I understand what Jay Asher was trying to get across--little actions have big impacts. However, if he wanted to get this across well, he should not have used this story or character. It's like saying, "Go to marriage counseling. One guy, he and his wife didn't go to marriage counseling and then he got pneumonia."
Then, Anonymous ends her comment with venom and without punctuation. Subsequently, she tells me what I may or may not write in my blog, while also implying that I do not think, but rather am a monkey who sits at her computer, just typing keys, not understanding a thing.
Anonymous really is overreacting to my post, I mean, to stoop as low as to insult the metal capability of the writer?
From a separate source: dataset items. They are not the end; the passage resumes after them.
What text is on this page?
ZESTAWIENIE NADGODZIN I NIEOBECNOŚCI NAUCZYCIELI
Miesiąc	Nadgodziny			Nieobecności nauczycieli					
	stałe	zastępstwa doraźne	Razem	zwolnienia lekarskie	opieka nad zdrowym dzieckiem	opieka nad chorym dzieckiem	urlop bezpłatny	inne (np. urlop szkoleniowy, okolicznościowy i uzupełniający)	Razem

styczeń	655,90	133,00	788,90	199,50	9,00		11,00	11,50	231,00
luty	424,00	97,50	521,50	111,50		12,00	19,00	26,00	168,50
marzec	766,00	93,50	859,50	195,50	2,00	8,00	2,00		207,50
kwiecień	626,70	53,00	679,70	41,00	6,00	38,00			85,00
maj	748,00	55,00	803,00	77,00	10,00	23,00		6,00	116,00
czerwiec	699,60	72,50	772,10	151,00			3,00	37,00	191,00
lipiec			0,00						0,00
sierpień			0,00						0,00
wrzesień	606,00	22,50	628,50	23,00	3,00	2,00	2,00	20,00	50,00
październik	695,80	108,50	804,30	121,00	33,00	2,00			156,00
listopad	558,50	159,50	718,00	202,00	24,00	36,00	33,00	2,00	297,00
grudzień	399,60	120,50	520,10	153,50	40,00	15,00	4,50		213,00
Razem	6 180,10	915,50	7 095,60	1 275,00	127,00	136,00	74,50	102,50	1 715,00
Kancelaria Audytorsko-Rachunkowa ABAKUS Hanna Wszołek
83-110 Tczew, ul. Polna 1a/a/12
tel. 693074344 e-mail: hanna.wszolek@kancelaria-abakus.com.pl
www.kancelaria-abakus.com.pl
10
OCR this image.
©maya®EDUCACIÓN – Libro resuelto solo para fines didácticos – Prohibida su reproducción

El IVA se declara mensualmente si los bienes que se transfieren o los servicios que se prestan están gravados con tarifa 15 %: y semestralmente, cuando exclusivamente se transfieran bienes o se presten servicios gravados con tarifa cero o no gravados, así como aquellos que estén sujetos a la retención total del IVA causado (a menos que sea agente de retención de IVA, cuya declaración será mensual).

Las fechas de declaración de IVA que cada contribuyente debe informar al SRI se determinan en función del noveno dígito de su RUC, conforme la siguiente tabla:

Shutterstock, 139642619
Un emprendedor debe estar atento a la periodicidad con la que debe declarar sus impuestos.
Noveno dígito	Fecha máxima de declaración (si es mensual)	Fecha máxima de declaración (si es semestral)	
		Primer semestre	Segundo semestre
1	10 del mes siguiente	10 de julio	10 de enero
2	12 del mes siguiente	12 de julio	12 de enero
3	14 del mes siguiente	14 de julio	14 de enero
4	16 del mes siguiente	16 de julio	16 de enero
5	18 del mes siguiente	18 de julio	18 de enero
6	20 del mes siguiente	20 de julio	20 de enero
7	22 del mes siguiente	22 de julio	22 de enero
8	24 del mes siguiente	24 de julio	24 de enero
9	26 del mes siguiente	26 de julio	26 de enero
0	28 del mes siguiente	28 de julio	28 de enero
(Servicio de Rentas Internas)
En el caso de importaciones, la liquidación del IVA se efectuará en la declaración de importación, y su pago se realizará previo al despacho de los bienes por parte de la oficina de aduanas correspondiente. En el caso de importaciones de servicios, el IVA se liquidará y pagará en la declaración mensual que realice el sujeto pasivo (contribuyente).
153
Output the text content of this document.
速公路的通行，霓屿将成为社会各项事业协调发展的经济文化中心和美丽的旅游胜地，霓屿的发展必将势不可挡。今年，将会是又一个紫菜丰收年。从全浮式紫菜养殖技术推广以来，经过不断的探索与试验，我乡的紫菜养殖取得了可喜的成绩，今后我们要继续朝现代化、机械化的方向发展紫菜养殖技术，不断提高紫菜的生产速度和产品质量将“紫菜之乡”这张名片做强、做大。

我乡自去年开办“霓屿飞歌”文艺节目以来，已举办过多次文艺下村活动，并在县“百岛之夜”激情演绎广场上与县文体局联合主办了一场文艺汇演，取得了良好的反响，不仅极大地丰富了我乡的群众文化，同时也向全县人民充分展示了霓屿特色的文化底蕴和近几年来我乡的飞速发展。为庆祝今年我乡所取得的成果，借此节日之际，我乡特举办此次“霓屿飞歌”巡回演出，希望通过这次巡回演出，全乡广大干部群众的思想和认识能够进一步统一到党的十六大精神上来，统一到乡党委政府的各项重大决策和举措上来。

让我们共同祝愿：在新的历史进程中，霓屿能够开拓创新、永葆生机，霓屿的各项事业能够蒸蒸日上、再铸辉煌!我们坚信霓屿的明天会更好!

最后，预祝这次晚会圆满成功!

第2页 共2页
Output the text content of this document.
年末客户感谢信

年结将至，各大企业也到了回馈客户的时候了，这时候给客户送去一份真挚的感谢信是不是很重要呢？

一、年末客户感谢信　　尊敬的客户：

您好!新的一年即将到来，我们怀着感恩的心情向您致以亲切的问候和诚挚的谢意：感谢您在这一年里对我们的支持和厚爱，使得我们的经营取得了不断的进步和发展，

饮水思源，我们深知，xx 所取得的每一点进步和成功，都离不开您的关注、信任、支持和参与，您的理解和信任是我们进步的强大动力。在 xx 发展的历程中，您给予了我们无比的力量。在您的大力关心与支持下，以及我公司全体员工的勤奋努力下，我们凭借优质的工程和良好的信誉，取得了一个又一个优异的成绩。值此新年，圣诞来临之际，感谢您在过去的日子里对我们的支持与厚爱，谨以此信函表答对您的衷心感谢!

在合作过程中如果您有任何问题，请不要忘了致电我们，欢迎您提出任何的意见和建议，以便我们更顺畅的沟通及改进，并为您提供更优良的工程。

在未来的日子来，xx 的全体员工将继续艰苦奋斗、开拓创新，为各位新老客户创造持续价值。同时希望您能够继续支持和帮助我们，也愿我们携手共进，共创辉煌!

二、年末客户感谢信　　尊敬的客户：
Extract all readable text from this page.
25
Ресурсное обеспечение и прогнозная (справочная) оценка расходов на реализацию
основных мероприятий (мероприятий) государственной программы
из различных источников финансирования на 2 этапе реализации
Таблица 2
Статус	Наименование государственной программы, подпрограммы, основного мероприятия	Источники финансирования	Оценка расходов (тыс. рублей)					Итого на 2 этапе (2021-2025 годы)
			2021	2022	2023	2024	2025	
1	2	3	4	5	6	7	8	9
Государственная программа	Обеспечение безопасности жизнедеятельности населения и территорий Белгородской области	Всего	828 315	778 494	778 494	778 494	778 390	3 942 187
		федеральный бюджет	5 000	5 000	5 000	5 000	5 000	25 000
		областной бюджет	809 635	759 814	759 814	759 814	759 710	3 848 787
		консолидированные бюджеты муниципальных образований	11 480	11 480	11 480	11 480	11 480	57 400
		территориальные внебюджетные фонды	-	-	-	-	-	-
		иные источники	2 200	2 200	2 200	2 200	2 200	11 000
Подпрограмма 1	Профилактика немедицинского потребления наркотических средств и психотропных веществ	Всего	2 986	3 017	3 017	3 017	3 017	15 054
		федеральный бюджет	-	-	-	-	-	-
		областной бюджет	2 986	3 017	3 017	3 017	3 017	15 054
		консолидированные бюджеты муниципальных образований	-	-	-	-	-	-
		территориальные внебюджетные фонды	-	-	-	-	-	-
Overreaction, blowing things out of proportion, not making total sense...a comment worthy of Hannah Baker, wouldn't you say?
She goes to all of this trouble to defend a girl who DOES. NOT. EXIST.
To "Anonymous":* Get over it. Get over yourself. It's my blog, my thoughts, and you'll be hard pressed to win an argument against me. Especially since I'm the comment moderator. Bet Anonymous didn't know that before she hit Publish.
This may seem excessive, but as our lovely Anonymous so wisely and insightfully pointed out, small things can cause big reactions.
*Is anyone surprised she didn't use a name or account?